CoRR, kloroplastların ve mitokondrilerin DNA'yı neden koruduğunu ve dolayısıyla neden bazı karakterlerin sitoplazmik, Mendel olmayan , tek ebeveynli veya maternal kalıtım fenomeninde sitoplazma yoluyla kalıtıldığını açıklamaya çalışır . CoRR bunu şu soruya bir cevap sunarak yapar: evrimde neden bazı bakteriyel, endosembiyoz genleri hücre çekirdeğine doğru hareket ederken diğerleri hareket etmedi?

Önerilen çözüm

CoRR, kloroplastların ve mitokondrinin , ekspresyonunun gen ürünlerinin redoks durumunun veya bu gen ürünlerinin etkileşime girdiği elektron taşıyıcılarının doğrudan, düzenleyici kontrolü altında olması gereken genleri içerdiğini belirtir . Bu tür genler, organel genlerin bir çekirdeğini veya birincil alt kümesini içerir. Birincil alt kümedeki her bir genin redoks kontrolü gereksinimi, o genin organel içindeki konumuna göre bir avantaj sağlar. Doğal seçilim bu nedenle bazı genleri organellere sabitlerken, diğerlerinin hücre çekirdeğindeki yerini tercih eder.

Kloroplast ve mitokondriyal genomlar ayrıca kloroplast ve mitokondriyal genetik sistemlerin bileşenleri için genler içerir. Bu genler, organel genlerinin ikincil bir alt kümesini içerir: genetik sistem genleri. Genetik sistem genlerinin ekspresyonunun redoks kontrolü için genellikle bir gereklilik yoktur, ancak redoks kontrolüne tabi olmaları bazı durumlarda birincil alt kümedeki (biyoenerjetik genler) genler üzerinde etkili olan redoks sinyallerinin amplifikasyonuna izin verebilir .

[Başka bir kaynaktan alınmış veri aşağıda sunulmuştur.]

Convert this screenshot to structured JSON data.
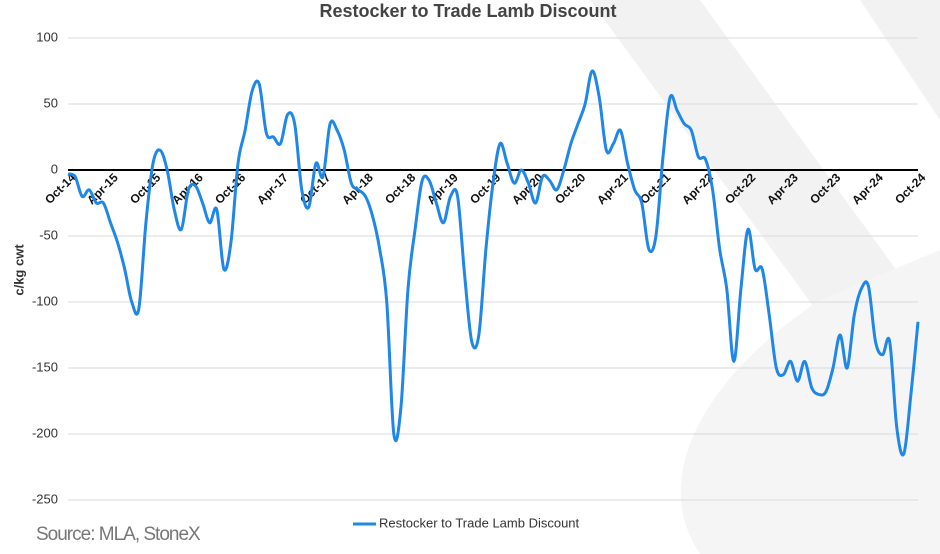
{
  "chart_data": {
    "type": "line",
    "title": "Restocker to Trade Lamb Discount",
    "y_label": "c/kg cwt",
    "source": "Source: MLA, StoneX",
    "categories": [
      "Oct-14",
      null,
      null,
      null,
      null,
      null,
      "Apr-15",
      null,
      null,
      null,
      null,
      null,
      "Oct-15",
      null,
      null,
      null,
      null,
      null,
      "Apr-16",
      null,
      null,
      null,
      null,
      null,
      "Oct-16",
      null,
      null,
      null,
      null,
      null,
      "Apr-17",
      null,
      null,
      null,
      null,
      null,
      "Oct-17",
      null,
      null,
      null,
      null,
      null,
      "Apr-18",
      null,
      null,
      null,
      null,
      null,
      "Oct-18",
      null,
      null,
      null,
      null,
      null,
      "Apr-19",
      null,
      null,
      null,
      null,
      null,
      "Oct-19",
      null,
      null,
      null,
      null,
      null,
      "Apr-20",
      null,
      null,
      null,
      null,
      null,
      "Oct-20",
      null,
      null,
      null,
      null,
      null,
      "Apr-21",
      null,
      null,
      null,
      null,
      null,
      "Oct-21",
      null,
      null,
      null,
      null,
      null,
      "Apr-22",
      null,
      null,
      null,
      null,
      null,
      "Oct-22",
      null,
      null,
      null,
      null,
      null,
      "Apr-23",
      null,
      null,
      null,
      null,
      null,
      "Oct-23",
      null,
      null,
      null,
      null,
      null,
      "Apr-24",
      null,
      null,
      null,
      null,
      null,
      "Oct-24"
    ],
    "series": [
      {
        "name": "Restocker to Trade Lamb Discount",
        "color": "#1f87e8",
        "values": [
          -3,
          -5,
          -20,
          -15,
          -25,
          -25,
          -40,
          -55,
          -75,
          -100,
          -105,
          -40,
          5,
          15,
          0,
          -30,
          -45,
          -15,
          -12,
          -25,
          -40,
          -30,
          -75,
          -55,
          5,
          30,
          60,
          65,
          28,
          25,
          20,
          42,
          35,
          -15,
          -28,
          5,
          -5,
          35,
          30,
          15,
          -10,
          -15,
          -20,
          -35,
          -60,
          -100,
          -200,
          -180,
          -90,
          -45,
          -8,
          -8,
          -25,
          -40,
          -20,
          -20,
          -80,
          -130,
          -125,
          -60,
          -10,
          20,
          5,
          -10,
          0,
          -10,
          -25,
          -5,
          -8,
          -15,
          0,
          20,
          35,
          50,
          75,
          55,
          15,
          20,
          30,
          5,
          -15,
          -25,
          -60,
          -50,
          10,
          55,
          45,
          35,
          30,
          10,
          8,
          -15,
          -60,
          -90,
          -145,
          -90,
          -45,
          -75,
          -75,
          -110,
          -150,
          -155,
          -145,
          -160,
          -145,
          -165,
          -170,
          -168,
          -150,
          -125,
          -150,
          -110,
          -90,
          -88,
          -130,
          -140,
          -130,
          -195,
          -215,
          -170,
          -115
        ]
      }
    ],
    "ylim": [
      -250,
      100
    ],
    "yticks": [
      100,
      50,
      0,
      -50,
      -100,
      -150,
      -200,
      -250
    ],
    "grid": true,
    "legend": "bottom"
  }
}
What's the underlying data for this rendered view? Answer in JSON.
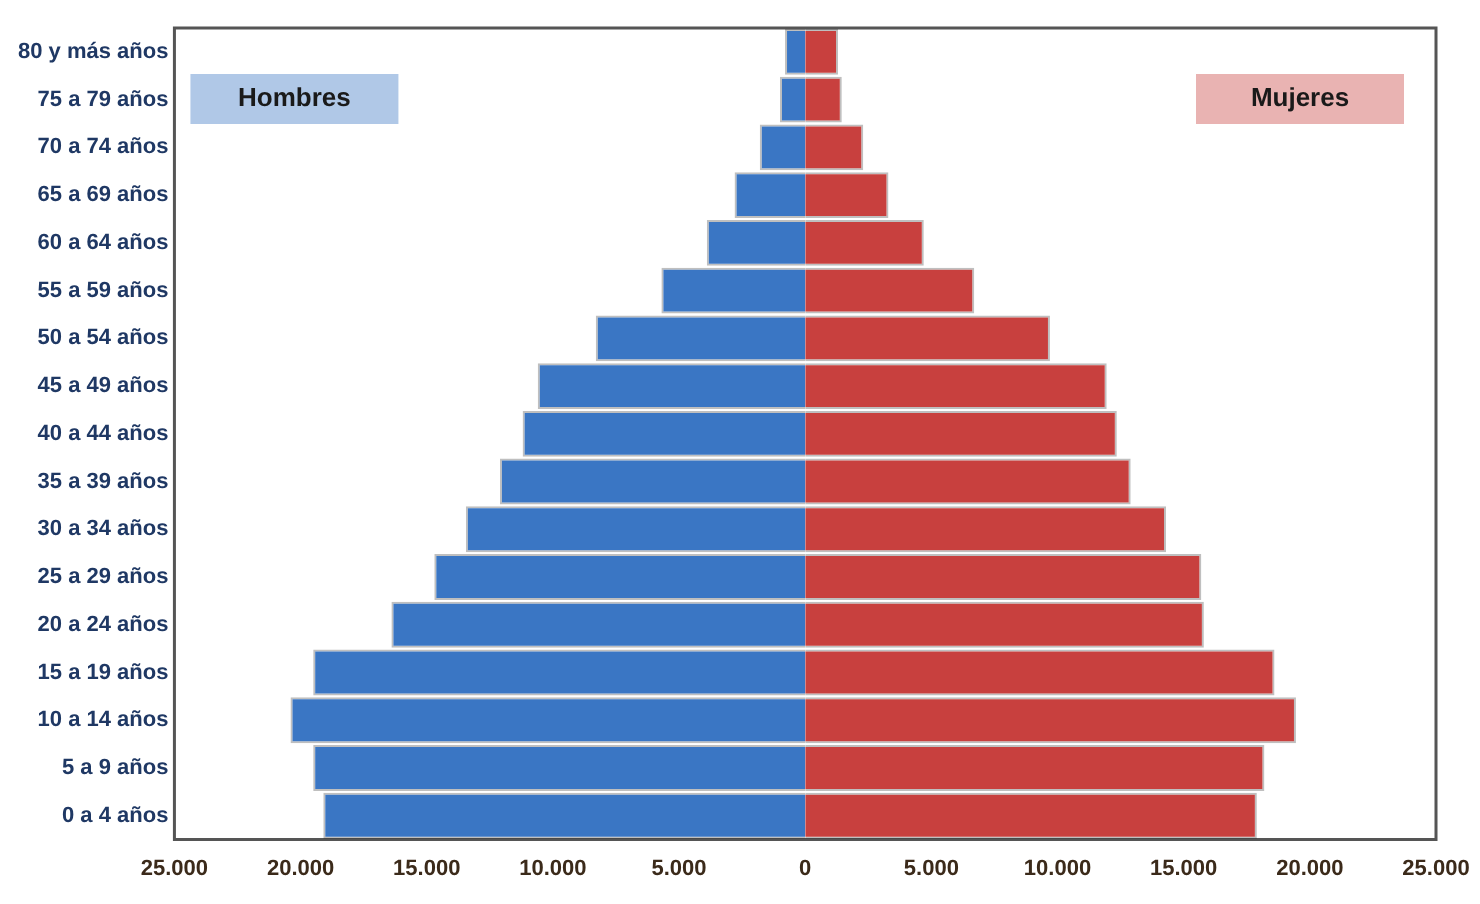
{
  "chart_data": {
    "type": "bar",
    "orientation": "horizontal",
    "stacked": true,
    "grid": false,
    "legend": false,
    "categories": [
      "80 y más años",
      "75 a 79 años",
      "70 a 74 años",
      "65 a 69 años",
      "60 a 64 años",
      "55 a 59 años",
      "50 a 54 años",
      "45 a 49 años",
      "40 a 44 años",
      "35 a 39 años",
      "30 a 34 años",
      "25 a 29 años",
      "20 a 24 años",
      "15 a 19 años",
      "10 a 14 años",
      "5 a 9 años",
      "0 a 4 años"
    ],
    "series": [
      {
        "name": "Hombres",
        "color": "#3a76c4",
        "values": [
          -800,
          -1000,
          -1800,
          -2800,
          -3900,
          -5700,
          -8300,
          -10600,
          -11200,
          -12100,
          -13450,
          -14700,
          -16400,
          -19500,
          -20400,
          -19500,
          -19100
        ]
      },
      {
        "name": "Mujeres",
        "color": "#c8403e",
        "values": [
          1300,
          1450,
          2300,
          3300,
          4700,
          6700,
          9700,
          11950,
          12350,
          12900,
          14300,
          15700,
          15800,
          18600,
          19450,
          18200,
          17900
        ]
      }
    ],
    "xlim": [
      -25000,
      25000
    ],
    "xticks": [
      {
        "value": -25000,
        "label": "25.000"
      },
      {
        "value": -20000,
        "label": "20.000"
      },
      {
        "value": -15000,
        "label": "15.000"
      },
      {
        "value": -10000,
        "label": "10.000"
      },
      {
        "value": -5000,
        "label": "5.000"
      },
      0,
      {
        "value": 5000,
        "label": "5.000"
      },
      {
        "value": 10000,
        "label": "10.000"
      },
      {
        "value": 15000,
        "label": "15.000"
      },
      {
        "value": 20000,
        "label": "20.000"
      },
      {
        "value": 25000,
        "label": "25.000"
      }
    ]
  }
}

İkincil alt kümenin genlerinin (genetik sistem genleri) tutulması, birincil alt kümedeki genlerin ekspresyonunun redoks kontrolünün çalışması için gereklidir. Tüm genler birincil alt kümeden kaybolursa, CoRR ikincil alt kümedeki genler için bir işlev olmadığını ve bu tür organellerin sonunda genomlarını tamamen kaybedeceğini tahmin eder. Ancak tek bir gen bile redoks kontrolü altında kalırsa, tek gen ürününün sentezi için bir organel genetik sistemine ihtiyaç vardır.